When he played Little League, he would often be put in the outfield and when he plays basketball, he doesn’t get as much playing time as he wants.

“The reason I’m in the outfield is because I have spina bifida,” Gabriel said. “I wish I could play in the infield some. I get to pitch some.”

It’s no question that spina bifida hinders him in this sense, although it doesn’t hold him back from trying.

“I can’t run as fast, although I’m pretty close,” he says.

But he touches people wherever he goes, and it shows. He won the Trailblazers’ basketball team’s Most Christlike Player Award in 2008 and Kamp Kennesee’s Kamper of the Year in 2008.
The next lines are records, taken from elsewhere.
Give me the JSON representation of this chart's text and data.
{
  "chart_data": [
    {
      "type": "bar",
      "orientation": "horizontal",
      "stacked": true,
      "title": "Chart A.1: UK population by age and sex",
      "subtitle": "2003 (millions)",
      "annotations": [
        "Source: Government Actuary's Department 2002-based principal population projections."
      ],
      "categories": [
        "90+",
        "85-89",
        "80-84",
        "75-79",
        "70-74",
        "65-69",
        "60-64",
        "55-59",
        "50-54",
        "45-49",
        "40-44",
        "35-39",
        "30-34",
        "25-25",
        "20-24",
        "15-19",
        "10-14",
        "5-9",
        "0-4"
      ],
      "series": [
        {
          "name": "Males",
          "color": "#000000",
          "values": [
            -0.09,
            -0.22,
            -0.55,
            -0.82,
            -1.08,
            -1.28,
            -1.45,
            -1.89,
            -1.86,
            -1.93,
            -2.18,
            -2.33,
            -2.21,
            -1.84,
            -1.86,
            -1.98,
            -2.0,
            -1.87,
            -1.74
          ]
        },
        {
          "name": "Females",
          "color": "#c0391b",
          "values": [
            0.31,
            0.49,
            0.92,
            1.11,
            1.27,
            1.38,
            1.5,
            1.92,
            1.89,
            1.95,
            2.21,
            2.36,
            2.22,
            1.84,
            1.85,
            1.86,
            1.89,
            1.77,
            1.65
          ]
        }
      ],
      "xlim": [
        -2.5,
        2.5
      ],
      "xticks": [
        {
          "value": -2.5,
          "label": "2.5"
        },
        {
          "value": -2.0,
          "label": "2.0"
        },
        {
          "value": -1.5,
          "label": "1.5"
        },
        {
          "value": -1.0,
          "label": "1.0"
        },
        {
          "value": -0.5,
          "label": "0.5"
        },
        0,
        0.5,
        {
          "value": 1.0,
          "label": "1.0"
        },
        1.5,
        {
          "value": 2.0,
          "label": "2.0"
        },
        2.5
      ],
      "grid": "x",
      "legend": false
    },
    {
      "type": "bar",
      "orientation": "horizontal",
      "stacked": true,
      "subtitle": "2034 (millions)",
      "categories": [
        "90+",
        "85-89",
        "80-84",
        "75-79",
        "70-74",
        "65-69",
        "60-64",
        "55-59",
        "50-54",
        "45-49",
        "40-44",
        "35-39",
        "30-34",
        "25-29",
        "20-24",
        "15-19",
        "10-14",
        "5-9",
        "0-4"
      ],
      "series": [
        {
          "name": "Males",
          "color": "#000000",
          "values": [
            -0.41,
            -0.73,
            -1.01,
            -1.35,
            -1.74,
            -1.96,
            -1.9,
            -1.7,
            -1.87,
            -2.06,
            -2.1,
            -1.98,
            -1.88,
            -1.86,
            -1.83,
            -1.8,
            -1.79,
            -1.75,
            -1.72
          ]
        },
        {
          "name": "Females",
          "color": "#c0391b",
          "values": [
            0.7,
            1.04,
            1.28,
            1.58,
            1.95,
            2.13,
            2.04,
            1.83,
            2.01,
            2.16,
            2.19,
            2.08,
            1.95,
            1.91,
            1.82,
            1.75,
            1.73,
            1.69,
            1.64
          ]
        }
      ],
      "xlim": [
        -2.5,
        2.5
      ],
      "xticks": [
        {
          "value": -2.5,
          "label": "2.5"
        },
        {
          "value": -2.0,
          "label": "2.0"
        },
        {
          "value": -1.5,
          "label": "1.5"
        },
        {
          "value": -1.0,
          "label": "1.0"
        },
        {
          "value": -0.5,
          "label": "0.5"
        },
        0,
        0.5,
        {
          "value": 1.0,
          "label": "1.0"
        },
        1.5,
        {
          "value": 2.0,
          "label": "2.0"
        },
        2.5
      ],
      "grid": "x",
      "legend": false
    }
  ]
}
Gabriel is just like any other child, yet not just like any other child. His worst memories are not any of his eleven surgeries—they are memories of friends dying and his cat, Belle, being run over by a car. His best memories are also similar to other children—visiting Disney World with his family, going to camp, the Ty Rogers shot during the WKU-Drake game in the 2008 NCAA basketball tournament and so on.

“He just wants to be like other kids,” Kim Waggoner said. “I’ve never seen him suggest that he should have any special treatment. And I’ve never wanted him to have that; of course he has to have cautious treatment, but not special.”

“Sometimes I wonder ‘why did God let Gabriel have spina bifida?’”

But, she asks, if it had to be anyone, look at how Gabriel has handled his condition—why not Gabriel?

She says the future is rich for Gabriel, but he is uncertain.

“I don’t really know what I want to do, I haven’t really thought about it,” he said.  But right now, he says he is content. But this week, Gabriel will mow the yard, he will practice the piano, visit family and play with his friends—just like his family and doctors hoped he would.

Author’s note:

I was that seven-year-old girl who cried because she thought her new brother would die. I have watched Gabriel practically every day of his life and have learned that everything must be taken step by step, with patience. I know Gabriel better than anyone except our parents—he is a patient person who people love immediately.